REFORMA DE SAÚDE

Republicanos voltam a fracassar em seu esforço de reformar Obamacare

Três senadores conservadores rejeitaram a nova proposta, o que impossibilita sua aprovação

O senador Lindsey Graham, na semana passada, no Capitólio.
O senador Lindsey Graham, na semana passada, no Capitólio.ALEX WONG (AFP)
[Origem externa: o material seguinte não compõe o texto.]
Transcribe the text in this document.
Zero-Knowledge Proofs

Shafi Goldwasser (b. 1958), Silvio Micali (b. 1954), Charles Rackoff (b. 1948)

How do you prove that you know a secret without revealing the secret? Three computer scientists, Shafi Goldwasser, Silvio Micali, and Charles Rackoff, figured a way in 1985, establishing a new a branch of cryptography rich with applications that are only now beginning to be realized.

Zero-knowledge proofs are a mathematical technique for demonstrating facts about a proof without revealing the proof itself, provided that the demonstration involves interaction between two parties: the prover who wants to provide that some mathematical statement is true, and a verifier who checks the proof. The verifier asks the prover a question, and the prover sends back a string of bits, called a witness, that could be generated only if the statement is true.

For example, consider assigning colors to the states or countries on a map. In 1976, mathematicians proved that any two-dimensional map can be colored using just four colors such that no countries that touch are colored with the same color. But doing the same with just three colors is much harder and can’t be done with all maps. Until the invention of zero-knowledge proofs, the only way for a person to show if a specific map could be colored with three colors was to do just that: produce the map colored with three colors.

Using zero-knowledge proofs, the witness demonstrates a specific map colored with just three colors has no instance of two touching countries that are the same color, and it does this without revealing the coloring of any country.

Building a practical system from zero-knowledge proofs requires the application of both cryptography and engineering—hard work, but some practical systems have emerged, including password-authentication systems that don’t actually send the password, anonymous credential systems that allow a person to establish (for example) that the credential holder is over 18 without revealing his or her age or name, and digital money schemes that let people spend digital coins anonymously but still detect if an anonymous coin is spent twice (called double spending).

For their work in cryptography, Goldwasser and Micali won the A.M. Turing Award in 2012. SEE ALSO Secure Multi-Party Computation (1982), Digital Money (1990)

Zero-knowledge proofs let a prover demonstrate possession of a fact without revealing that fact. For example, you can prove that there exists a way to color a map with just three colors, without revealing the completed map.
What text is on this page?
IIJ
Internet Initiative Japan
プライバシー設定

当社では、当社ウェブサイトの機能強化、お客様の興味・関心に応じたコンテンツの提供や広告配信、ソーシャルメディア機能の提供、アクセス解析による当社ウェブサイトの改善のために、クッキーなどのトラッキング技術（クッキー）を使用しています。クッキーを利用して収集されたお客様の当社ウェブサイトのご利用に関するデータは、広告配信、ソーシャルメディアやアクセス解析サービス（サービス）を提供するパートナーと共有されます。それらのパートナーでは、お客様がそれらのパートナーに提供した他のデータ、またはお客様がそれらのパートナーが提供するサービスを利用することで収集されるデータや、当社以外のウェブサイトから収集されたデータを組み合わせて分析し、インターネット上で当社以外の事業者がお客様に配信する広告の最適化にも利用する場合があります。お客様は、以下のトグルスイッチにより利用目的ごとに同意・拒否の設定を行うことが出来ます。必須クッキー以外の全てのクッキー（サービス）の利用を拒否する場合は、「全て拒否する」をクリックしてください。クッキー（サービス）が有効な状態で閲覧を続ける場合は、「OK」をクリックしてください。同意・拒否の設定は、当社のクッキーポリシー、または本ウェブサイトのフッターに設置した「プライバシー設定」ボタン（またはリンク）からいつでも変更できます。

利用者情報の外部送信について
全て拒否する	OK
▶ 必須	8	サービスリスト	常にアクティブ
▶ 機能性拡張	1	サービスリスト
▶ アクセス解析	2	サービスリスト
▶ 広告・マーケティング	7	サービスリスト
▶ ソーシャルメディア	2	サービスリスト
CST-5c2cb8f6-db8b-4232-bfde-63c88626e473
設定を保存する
O Partido Republicano joga a toalha. A cúpula conservadora do Senado anunciou nesta terça-feira que suspenderá indefinidamente seu esforço para aprovar um projeto de lei que acabaria com a reforma da saúde promovida pelo ex-presidente Barack Obama. Após sete anos prometendo revogar o Obamacare, o partido esbarrou em divisões internas que tornaram a impedir a aprovação de uma contrarreforma. Desde que Donald Trump assumiu a presidência, é a terceira tentativa frustrada.

Mais informações

Os republicanos têm até 30 de setembro para aprovar sua iniciativa da saúde por maioria simples. Mas três de seus senadores anunciaram que se opunham ao mais recente projeto de lei, promovido por Lindsey Graham e Bill Cassidy, e por isso o partido ficará aquém da maioria simples. Os conservadores, que já descartaram levar o tema a votação nesta semana, não têm alternativa senão procurar uma solução pactuada com os democratas nas próximas semanas, ou deixar o assunto para depois.

Os republicanos controlam 52 das 100 cadeiras no Senado. Só poderiam se permitir a perda de dois senadores, já que o vice-presidente Mike Pence, na sua qualidade de presidente do Senado, romperia um eventual empate em 50-50. A partir de outubro, segundo o regimento interno, necessitariam 60 votos favoráveis para aprovar seu projeto de lei, o que seria impossível dado o rechaço unânime dos democratas.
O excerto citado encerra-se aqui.